James R. Smith, Ph.D.
Department of Pathology, UTHSCSA

(210) 567-5067
smithjr@uthscsa.edu

My laboratory is currently studying the epigenetic aspects of in vitro cellular aging.

Normal cells derived from humans and other animals exhibit a limited division potential in culture. After achieving a certain number of population doublings, depending on the species and age of the donor, the cells stop dividing. However, the cells do not die but remain viable for up to three years. This phenomenon is widely considered aging at the cellular level. As cells age in culture their telomeres become shorter (because they do not express the enzyme telomerase). When the telomeres become "critically" short, the cells are triggered to enter the senescence state. However, these cells can be "immortalized" by expression of the enzyme telomerase. Telomere shortening has emerged as a major candidate for a counting mechanism that determines how many time a cell can divide. However, the way that short telomeres can effect the onset of senescence is not understood.

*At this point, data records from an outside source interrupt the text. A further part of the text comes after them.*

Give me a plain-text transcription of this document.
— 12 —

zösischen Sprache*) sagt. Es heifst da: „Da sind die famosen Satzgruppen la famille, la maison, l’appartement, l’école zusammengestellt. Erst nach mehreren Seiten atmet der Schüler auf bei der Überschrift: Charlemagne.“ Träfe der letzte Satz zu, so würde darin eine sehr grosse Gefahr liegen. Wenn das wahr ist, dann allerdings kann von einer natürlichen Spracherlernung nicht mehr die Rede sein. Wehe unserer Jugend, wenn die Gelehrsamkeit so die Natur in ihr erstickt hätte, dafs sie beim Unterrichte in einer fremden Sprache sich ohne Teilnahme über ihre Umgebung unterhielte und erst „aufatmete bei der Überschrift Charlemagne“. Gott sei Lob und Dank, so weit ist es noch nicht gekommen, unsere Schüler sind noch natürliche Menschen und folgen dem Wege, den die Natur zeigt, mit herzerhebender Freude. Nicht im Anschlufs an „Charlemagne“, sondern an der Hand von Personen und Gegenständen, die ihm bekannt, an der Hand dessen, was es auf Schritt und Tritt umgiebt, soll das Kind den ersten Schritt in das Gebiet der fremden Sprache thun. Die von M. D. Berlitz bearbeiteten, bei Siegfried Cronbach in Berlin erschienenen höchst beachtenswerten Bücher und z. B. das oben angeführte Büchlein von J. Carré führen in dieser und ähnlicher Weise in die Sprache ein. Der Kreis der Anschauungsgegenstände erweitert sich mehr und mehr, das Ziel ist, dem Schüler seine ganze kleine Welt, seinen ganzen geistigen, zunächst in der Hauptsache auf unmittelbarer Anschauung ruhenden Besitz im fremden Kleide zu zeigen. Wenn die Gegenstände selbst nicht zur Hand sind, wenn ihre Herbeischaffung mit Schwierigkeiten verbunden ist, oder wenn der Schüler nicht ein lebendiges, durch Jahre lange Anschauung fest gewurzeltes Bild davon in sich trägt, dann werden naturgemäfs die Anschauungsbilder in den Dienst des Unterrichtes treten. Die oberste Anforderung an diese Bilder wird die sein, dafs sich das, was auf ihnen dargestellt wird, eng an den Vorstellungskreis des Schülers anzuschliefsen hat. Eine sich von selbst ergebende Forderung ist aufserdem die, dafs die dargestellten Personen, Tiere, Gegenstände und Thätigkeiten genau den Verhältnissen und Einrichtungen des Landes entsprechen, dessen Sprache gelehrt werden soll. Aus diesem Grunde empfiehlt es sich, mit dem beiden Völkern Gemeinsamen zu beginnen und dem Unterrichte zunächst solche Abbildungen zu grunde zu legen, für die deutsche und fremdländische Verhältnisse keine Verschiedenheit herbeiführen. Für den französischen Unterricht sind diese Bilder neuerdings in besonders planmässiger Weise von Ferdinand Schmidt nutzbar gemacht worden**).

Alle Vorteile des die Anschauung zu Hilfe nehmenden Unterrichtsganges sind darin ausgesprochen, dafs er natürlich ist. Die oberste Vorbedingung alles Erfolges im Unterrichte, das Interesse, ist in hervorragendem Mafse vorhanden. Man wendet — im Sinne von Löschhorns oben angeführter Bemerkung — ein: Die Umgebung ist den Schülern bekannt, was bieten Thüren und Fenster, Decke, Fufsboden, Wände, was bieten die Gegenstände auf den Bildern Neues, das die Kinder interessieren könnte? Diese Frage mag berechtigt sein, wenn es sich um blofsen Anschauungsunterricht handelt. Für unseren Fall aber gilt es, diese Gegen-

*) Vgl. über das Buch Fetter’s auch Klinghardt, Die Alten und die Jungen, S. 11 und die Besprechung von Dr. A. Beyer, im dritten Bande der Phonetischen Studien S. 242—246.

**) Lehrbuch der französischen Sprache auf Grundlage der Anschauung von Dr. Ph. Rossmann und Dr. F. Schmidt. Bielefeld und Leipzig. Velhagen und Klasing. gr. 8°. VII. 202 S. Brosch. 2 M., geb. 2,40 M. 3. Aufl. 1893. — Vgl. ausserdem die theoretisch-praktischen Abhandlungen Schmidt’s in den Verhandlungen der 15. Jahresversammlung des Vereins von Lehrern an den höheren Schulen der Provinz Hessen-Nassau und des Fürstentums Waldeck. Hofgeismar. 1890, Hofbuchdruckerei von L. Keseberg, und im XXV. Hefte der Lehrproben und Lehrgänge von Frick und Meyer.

The Cdk inhibitor p21 is necessary for cells to enter the normal senescence state. However, pathway by which short telomeres induce p21 and, therefore, senescence has not been elucidated. Nor have the processes that result in significant changes in gene expression during cellular senescence. Therefore, it is highly likely that other processes, in addition to telomere shortening, are involved in cellular aging.

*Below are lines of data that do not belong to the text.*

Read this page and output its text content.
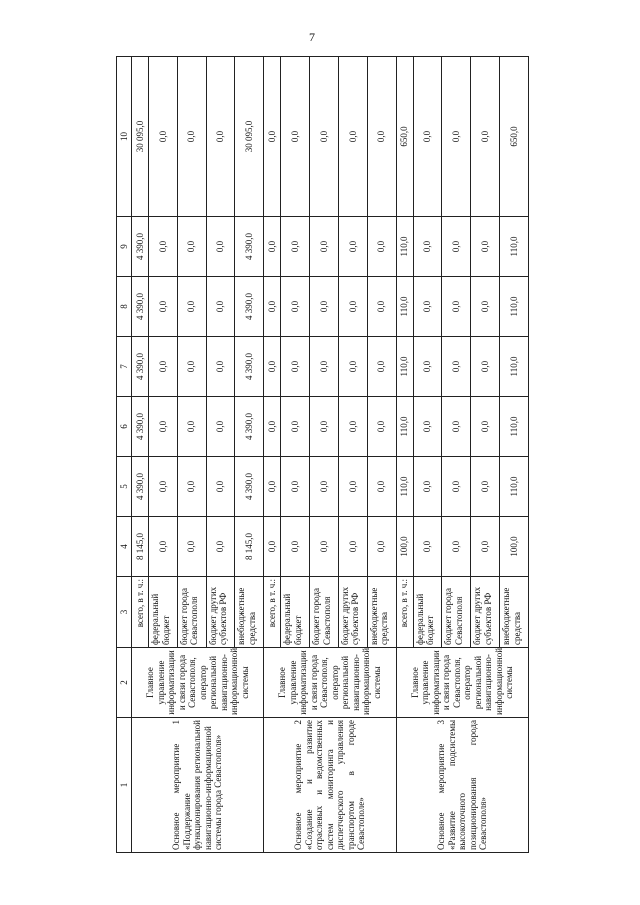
7
1	2	3	4	5	6	7	8	9	10
Основное мероприятие 1 «Поддержание функционирования региональной навигационно-информационной системы города Севастополя»	Главное управление информатизации и связи города Севастополя, оператор региональной навигационно-информационной системы	всего, в т. ч.:	8 145,0	4 390,0	4 390,0	4 390,0	4 390,0	4 390,0	30 095,0
		федеральный бюджет	0,0	0,0	0,0	0,0	0,0	0,0	0,0
		бюджет города Севастополя	0,0	0,0	0,0	0,0	0,0	0,0	0,0
		бюджет других субъектов РФ	0,0	0,0	0,0	0,0	0,0	0,0	0,0
		внебюджетные средства	8 145,0	4 390,0	4 390,0	4 390,0	4 390,0	4 390,0	30 095,0
Основное мероприятие 2 «Создание и развитие отраслевых и ведомственных систем мониторинга и диспетчерского управления транспортом в городе Севастополе»	Главное управление информатизации и связи города Севастополя, оператор региональной навигационно-информационной системы	всего, в т. ч.:	0,0	0,0	0,0	0,0	0,0	0,0	0,0
		федеральный бюджет	0,0	0,0	0,0	0,0	0,0	0,0	0,0
		бюджет города Севастополя	0,0	0,0	0,0	0,0	0,0	0,0	0,0
		бюджет других субъектов РФ	0,0	0,0	0,0	0,0	0,0	0,0	0,0
		внебюджетные средства	0,0	0,0	0,0	0,0	0,0	0,0	0,0
Основное мероприятие 3 «Развитие подсистемы высокоточного позиционирования города Севастополя»	Главное управление информатизации и связи города Севастополя, оператор региональной навигационно-информационной системы	всего, в т. ч.:	100,0	110,0	110,0	110,0	110,0	110,0	650,0
		федеральный бюджет	0,0	0,0	0,0	0,0	0,0	0,0	0,0
		бюджет города Севастополя	0,0	0,0	0,0	0,0	0,0	0,0	0,0
		бюджет других субъектов РФ	0,0	0,0	0,0	0,0	0,0	0,0	0,0
		внебюджетные средства	100,0	110,0	110,0	110,0	110,0	110,0	650,0
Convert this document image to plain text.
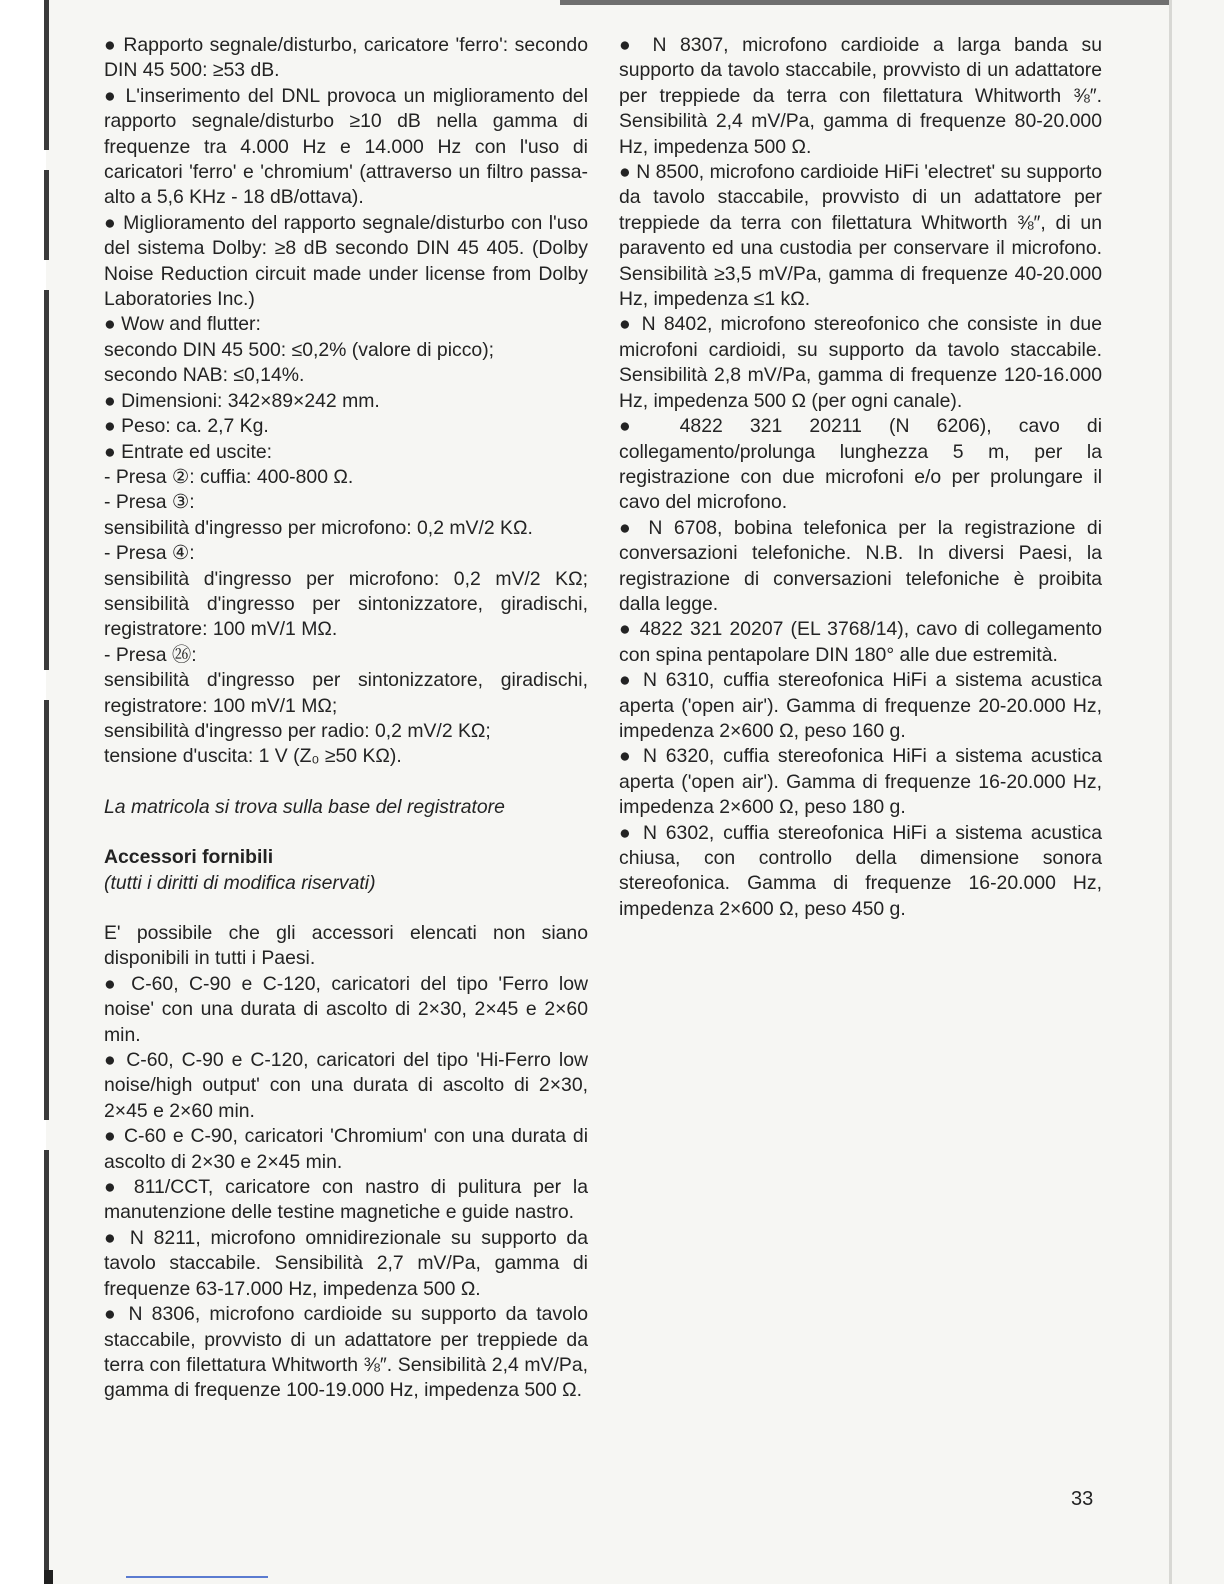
● Rapporto segnale/disturbo, caricatore 'ferro': secondo DIN 45 500: ≥53 dB.

● L'inserimento del DNL provoca un miglioramento del rapporto segnale/disturbo ≥10 dB nella gamma di frequenze tra 4.000 Hz e 14.000 Hz con l'uso di caricatori 'ferro' e 'chromium' (attraverso un filtro passa-alto a 5,6 KHz - 18 dB/ottava).

● Miglioramento del rapporto segnale/disturbo con l'uso del sistema Dolby: ≥8 dB secondo DIN 45 405. (Dolby Noise Reduction circuit made under license from Dolby Laboratories Inc.)

● Wow and flutter:

secondo DIN 45 500: ≤0,2% (valore di picco);

secondo NAB: ≤0,14%.

● Dimensioni: 342×89×242 mm.

● Peso: ca. 2,7 Kg.

● Entrate ed uscite:

- Presa ②: cuffia: 400-800 Ω.

- Presa ③:

sensibilità d'ingresso per microfono: 0,2 mV/2 KΩ.

- Presa ④:

sensibilità d'ingresso per microfono: 0,2 mV/2 KΩ; sensibilità d'ingresso per sintonizzatore, giradischi, registratore: 100 mV/1 MΩ.

- Presa ㉖:

sensibilità d'ingresso per sintonizzatore, giradischi, registratore: 100 mV/1 MΩ;

sensibilità d'ingresso per radio: 0,2 mV/2 KΩ;

tensione d'uscita: 1 V (Z₀ ≥50 KΩ).

La matricola si trova sulla base del registratore

Accessori fornibili

(tutti i diritti di modifica riservati)

E' possibile che gli accessori elencati non siano disponibili in tutti i Paesi.

● C-60, C-90 e C-120, caricatori del tipo 'Ferro low noise' con una durata di ascolto di 2×30, 2×45 e 2×60 min.

● C-60, C-90 e C-120, caricatori del tipo 'Hi-Ferro low noise/high output' con una durata di ascolto di 2×30, 2×45 e 2×60 min.

● C-60 e C-90, caricatori 'Chromium' con una durata di ascolto di 2×30 e 2×45 min.

● 811/CCT, caricatore con nastro di pulitura per la manutenzione delle testine magnetiche e guide nastro.

● N 8211, microfono omnidirezionale su supporto da tavolo staccabile. Sensibilità 2,7 mV/Pa, gamma di frequenze 63-17.000 Hz, impedenza 500 Ω.

● N 8306, microfono cardioide su supporto da tavolo staccabile, provvisto di un adattatore per treppiede da terra con filettatura Whitworth ⅜″. Sensibilità 2,4 mV/Pa, gamma di frequenze 100-19.000 Hz, impedenza 500 Ω.

● N 8307, microfono cardioide a larga banda su supporto da tavolo staccabile, provvisto di un adattatore per treppiede da terra con filettatura Whitworth ⅜″. Sensibilità 2,4 mV/Pa, gamma di frequenze 80-20.000 Hz, impedenza 500 Ω.

● N 8500, microfono cardioide HiFi 'electret' su supporto da tavolo staccabile, provvisto di un adattatore per treppiede da terra con filettatura Whitworth ⅜″, di un paravento ed una custodia per conservare il microfono. Sensibilità ≥3,5 mV/Pa, gamma di frequenze 40-20.000 Hz, impedenza ≤1 kΩ.

● N 8402, microfono stereofonico che consiste in due microfoni cardioidi, su supporto da tavolo staccabile. Sensibilità 2,8 mV/Pa, gamma di frequenze 120-16.000 Hz, impedenza 500 Ω (per ogni canale).

● 4822 321 20211 (N 6206), cavo di collegamento/prolunga lunghezza 5 m, per la registrazione con due microfoni e/o per prolungare il cavo del microfono.

● N 6708, bobina telefonica per la registrazione di conversazioni telefoniche. N.B. In diversi Paesi, la registrazione di conversazioni telefoniche è proibita dalla legge.

● 4822 321 20207 (EL 3768/14), cavo di collegamento con spina pentapolare DIN 180° alle due estremità.

● N 6310, cuffia stereofonica HiFi a sistema acustica aperta ('open air'). Gamma di frequenze 20-20.000 Hz, impedenza 2×600 Ω, peso 160 g.

● N 6320, cuffia stereofonica HiFi a sistema acustica aperta ('open air'). Gamma di frequenze 16-20.000 Hz, impedenza 2×600 Ω, peso 180 g.

● N 6302, cuffia stereofonica HiFi a sistema acustica chiusa, con controllo della dimensione sonora stereofonica. Gamma di frequenze 16-20.000 Hz, impedenza 2×600 Ω, peso 450 g.

33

As cells age in culture, they lose methyl-cytosine from their genomic DNA. Changes in DNA methylation can have profound effects on the pattern of gene expression. Interestingly, it has recently been reported that simply decreasing DNA methyltransferase (DNA MeTase) activity causes induction of p21, without changes in DNA methylation. Therefore, the observed changes in MeTase activity and/or DNA methylation could account for the changes in gene expression seen with cellular aging. A recent observation in our laboratory, that cells expressing hTERT maintain DNA MeTase provides a possible explanation for the prevention, by hTERT, of changes in gene expression that normally occur with cellular aging. Our current studies are designed to: 1) elucidate the mechanism by which telomerase or telomere length regulate DNA MeTase activity and DNA methylation, 2) determine if there is a causal link between decreasing DNA MeTase activity and DNA methylation and cellular aging and 3) distinguish the changes in gene expression that occur during cellular aging and provide the trigger for cellular senescence from the myriad changes that occur as a result of p21 induction and growth arrest.

PUBLICATIONS:
Young JI, Smith JR. DNA Methyltransferase Inhibition in Normal Human Fibroblasts Induces a p21-dependent Cell Cycle Withdrawal. J Biol Chem. 2001 Jun 1;276(22):19610-6.

Thomas M, Popnikolov NK, Scott C, Smith JR, Hornsby PJ. Contrasting Roles of p57(KIP2) and p21(WAF1/CIP1/SDI1) in Transplanted Human and Bovine Adrenocortical Cells. Exp Cell Res. 2001 May 15;266(1):106-13.

Ran, Q, Wadhwa, R, Kawai, R, Kaul, S.C., Sifers, R.N., Bick, R.J., Smith, J.R. and Pereira-Smith, O.M. Extramitochondrila localization of mortalin/mthsp70/PBP74/GRP75. Bichem. Biophys. Res. Comm. 275:174-179, 2000.